Behold, the virgin shall conceive and bear a son, and they shall name him Emmanuel,” which means, “God is with us” (Matthew 1:23).
This past week I sat with my own daughter, who has been frustrated and bewildered by changes and restrictions for the last nine months. I thought about how much I wanted to solve all her problems, and how my mom probably felt similarly when she sat with me in the hospital six years ago. In both cases, mother had no power to bring a solution to her daughter’s distress…no power except the power of being present to a suffering person, no power except the power of a cool, dry hand and a quavering singing voice. No power except the power to come alongside and be with.

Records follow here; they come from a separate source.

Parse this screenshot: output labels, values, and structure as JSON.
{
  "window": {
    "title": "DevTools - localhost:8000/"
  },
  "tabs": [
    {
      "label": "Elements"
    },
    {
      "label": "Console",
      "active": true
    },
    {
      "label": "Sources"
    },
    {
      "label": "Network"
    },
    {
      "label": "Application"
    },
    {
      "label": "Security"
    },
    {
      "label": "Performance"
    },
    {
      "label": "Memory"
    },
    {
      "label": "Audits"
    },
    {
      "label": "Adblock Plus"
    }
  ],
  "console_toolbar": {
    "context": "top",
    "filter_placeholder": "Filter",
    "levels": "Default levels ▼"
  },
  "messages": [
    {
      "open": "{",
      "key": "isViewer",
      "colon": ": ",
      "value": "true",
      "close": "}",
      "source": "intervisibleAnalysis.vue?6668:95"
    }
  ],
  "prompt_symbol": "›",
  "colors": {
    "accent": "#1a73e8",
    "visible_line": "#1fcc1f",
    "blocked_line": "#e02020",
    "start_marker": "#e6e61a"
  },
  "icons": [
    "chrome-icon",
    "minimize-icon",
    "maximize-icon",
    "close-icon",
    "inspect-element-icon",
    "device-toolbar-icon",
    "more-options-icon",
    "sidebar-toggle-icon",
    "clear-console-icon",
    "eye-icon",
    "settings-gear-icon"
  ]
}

Which is to say, we had the same power as the incarnation at Christmas, when Jesus arrived to be with us, and we can bring this same power of presence to our relationships. Christmas perpetually astounds me because it is God’s way of showing power through weakness. To come as a baby is the ultimate show of vulnerability, but this stunning stooping to our level is exactly what we can give to others who are in need. My mother did it for me six years ago, and I did it for my daughter just last week. I turned from the temptation to preach and solve and instead just sat and held my child. My daughter cried for awhile, repeating again her list of frustrations, chief among them that she can’t do anything to fix COVID and make all her problems go away. When she was finally quiet, I asked, “Do you want me to sing you a song?”
“Yes,” she answered. “My favorite one, ‘I Am Jesus’ Little Lamb’.”
Physically being with someone is difficult right now, with social distancing, limitations on gatherings, and an inability to see each other’s faces when we wear masks. For many of us, there are a few people we can be physically present with, in our households or bubbles or pods, and I encourage you to do that to the best of your ability. When you can’t be physically present with someone who is suffering, there are many ways you can be virtually present with them, thanks to Zoom and Facetime and Skype and Google Hangouts and…the list goes on. Although technological togetherness is not ideal, we can still offer the gift of our presence in these ways—and receive the gift of the presence of others—until we can join together again in person.
Because of Jesus, God is with us. How can you be with someone this Christmas?